Research

Gene therapy is an excellent means of genetic improvement through the replacement of the diseased gene, site-specific modification, and inducing epigenetic changes to improve pathological symptoms. Viruses are investigated for their capacity to evade the cells and insert genetic material. Hence, they can be used as vehicles for delivering genes to specific tissues. Human gene therapy poses various limitations due to the immunological barrier. To overcome the limitation, the virus needs to be bioengineered. Our lab focuses on engineering the Adeno-associated virus (AAV)-based vectors for safe and efficient delivery of the gene in the human body.

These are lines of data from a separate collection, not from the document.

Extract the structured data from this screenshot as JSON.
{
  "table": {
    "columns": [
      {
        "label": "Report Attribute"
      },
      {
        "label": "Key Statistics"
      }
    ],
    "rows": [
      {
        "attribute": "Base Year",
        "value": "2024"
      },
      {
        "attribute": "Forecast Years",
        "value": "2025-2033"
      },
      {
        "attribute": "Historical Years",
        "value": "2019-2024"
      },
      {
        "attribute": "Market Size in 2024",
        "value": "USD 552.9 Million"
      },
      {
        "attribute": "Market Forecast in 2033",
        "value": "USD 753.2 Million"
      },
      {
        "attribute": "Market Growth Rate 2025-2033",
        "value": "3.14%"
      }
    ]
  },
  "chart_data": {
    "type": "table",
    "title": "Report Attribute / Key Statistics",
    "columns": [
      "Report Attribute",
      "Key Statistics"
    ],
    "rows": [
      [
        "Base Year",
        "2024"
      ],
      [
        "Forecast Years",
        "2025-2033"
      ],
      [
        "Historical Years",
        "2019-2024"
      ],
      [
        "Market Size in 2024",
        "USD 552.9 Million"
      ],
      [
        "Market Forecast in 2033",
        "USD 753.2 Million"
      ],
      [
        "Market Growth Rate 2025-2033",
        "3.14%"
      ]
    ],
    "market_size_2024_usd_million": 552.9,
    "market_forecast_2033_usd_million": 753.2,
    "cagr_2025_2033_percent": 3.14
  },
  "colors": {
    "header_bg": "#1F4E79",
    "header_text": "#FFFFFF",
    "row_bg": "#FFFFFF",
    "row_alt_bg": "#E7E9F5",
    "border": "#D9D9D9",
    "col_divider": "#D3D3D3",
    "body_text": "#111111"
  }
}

In the human eye, photoreceptors consist of the photopigments in their outer segments that absorb light. The photo-pigments are composed of apo-proteins, opsins covalently linked to chromophores, which are aldehydes of vitamin A. When the photo-pigments absorb light, 11-cis-retinal is converted to all-trans-retinal, resulting in a conformational change of the G-protein opsin receptor and release of all-trans-retinal. For the normal phototransduction process, the chromophore needs to be regenerated. The regeneration process is shuttled between the retina and the retinal pigment epithelium (RPE). The central enzyme in this process is RPE65. The mutation in the gene encoding RPE65 causes an autosomal recessive Leber’s Congenital Amaurosis (LCA) type 2. My research work aims to identify treatment options for LCA2.